As she mounted to top stair, two very large orderlies grabbed her and manhandled her straight to his office. She protested all the way there about her ability to find her way on her own. When they stepped inside, Mr. Wilson appeared more repulsive than ever before. His eyes were glinting with the power of evil over good. His sneer belied his intentions as vengeful. “My good Dr. Reisman, we’ve been waiting for you. I have a court order here for your indefinite detention.”
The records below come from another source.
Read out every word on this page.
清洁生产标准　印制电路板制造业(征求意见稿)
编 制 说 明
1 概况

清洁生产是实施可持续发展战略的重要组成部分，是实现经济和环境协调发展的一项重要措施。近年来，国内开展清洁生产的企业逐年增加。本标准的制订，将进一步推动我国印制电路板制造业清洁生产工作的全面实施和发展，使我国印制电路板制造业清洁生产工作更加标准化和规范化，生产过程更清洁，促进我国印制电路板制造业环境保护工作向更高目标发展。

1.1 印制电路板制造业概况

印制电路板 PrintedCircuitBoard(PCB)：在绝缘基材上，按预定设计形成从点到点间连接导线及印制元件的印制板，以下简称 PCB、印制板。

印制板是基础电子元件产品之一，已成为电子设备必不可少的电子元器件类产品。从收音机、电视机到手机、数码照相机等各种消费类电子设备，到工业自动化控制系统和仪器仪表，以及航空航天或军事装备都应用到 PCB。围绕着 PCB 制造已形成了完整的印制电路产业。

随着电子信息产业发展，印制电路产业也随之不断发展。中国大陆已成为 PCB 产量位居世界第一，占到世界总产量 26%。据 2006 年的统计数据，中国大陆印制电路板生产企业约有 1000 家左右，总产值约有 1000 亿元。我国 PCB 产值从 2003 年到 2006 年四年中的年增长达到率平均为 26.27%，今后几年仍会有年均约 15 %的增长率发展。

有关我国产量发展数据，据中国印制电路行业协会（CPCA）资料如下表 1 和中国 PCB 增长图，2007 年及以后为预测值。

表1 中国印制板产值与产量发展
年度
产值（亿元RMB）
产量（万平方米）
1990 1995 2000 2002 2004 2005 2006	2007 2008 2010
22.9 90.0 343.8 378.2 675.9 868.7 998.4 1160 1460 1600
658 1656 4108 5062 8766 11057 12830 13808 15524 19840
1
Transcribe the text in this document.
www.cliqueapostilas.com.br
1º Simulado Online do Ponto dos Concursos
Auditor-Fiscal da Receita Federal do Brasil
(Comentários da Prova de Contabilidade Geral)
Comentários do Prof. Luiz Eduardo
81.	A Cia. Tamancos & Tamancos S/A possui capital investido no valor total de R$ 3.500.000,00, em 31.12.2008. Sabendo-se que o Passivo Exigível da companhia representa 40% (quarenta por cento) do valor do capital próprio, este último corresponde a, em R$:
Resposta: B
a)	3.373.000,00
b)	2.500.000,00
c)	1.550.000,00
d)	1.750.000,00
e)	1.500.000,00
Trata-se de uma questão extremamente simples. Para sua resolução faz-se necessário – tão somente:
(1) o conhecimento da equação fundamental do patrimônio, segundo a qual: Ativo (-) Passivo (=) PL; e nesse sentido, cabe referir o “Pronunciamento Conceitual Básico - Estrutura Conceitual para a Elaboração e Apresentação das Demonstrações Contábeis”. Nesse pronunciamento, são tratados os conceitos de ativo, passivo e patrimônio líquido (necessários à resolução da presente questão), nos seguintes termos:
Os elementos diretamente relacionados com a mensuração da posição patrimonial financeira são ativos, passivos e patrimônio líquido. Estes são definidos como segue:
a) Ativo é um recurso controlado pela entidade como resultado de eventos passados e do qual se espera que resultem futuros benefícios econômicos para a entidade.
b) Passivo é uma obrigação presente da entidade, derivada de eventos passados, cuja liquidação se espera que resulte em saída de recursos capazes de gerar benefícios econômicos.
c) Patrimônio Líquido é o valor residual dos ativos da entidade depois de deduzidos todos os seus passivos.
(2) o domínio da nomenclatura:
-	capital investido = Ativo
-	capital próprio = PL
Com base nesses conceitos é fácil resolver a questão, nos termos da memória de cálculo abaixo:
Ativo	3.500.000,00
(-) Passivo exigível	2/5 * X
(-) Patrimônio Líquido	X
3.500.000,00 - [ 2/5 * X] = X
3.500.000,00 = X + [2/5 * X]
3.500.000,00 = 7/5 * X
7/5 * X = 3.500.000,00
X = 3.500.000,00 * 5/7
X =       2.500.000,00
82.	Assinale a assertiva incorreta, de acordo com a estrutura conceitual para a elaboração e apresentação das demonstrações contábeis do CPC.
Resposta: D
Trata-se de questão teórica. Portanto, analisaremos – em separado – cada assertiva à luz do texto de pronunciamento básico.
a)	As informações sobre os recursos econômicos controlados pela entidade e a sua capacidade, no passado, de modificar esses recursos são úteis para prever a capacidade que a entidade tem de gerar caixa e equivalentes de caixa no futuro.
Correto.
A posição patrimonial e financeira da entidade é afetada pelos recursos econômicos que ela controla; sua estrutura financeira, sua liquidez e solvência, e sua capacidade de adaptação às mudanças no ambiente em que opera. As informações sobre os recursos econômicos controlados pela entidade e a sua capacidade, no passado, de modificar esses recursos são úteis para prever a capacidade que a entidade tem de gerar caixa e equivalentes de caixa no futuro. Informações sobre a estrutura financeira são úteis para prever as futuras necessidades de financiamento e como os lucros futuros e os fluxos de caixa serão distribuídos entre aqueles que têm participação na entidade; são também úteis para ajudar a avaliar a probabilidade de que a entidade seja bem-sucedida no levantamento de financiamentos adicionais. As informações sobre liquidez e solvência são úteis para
Confusion, shock and fear made her stop resisting the orderlies and focus on what the devil was saying. “It has come to our attention that you have been practicing psychiatry here while under the influence of drugs. We simply cannot have it. Our poor, poor clients deserve better, wouldn’t you say so?” He nodded at the orderlies and they dragged her, kicking and screaming down to the confinement ward. Down to the room at the end. The rubber room. They wrestled her into a straight jacket and removed her shoes, her jewelry and her eyeglasses. They tossed her unceremoniously into the cell, and locked the door. She thrashed herself upright and screamed through the tiny window about injustice and morals and powerful friends, but when she saw the warden standing at the end of the darkened hallway, laughing, she lost hope, and started laughing herself. Her futile purpose, her lost career, her broken spirit, her ironic situation. All for that sake of secrets. She cackled, “Can you keep a secret?” Then she screamed that haunting question louder and louder trying to reach through the halls, through the wards, through to the outside world. And it struck her. The outside is crazier than the inside. She turned away from the window, but caught, from the corner of her eye, Warden Wilson, gloating at the end of the hallway still, and she screamed once more, directly at him, “Can you keep a secret?!”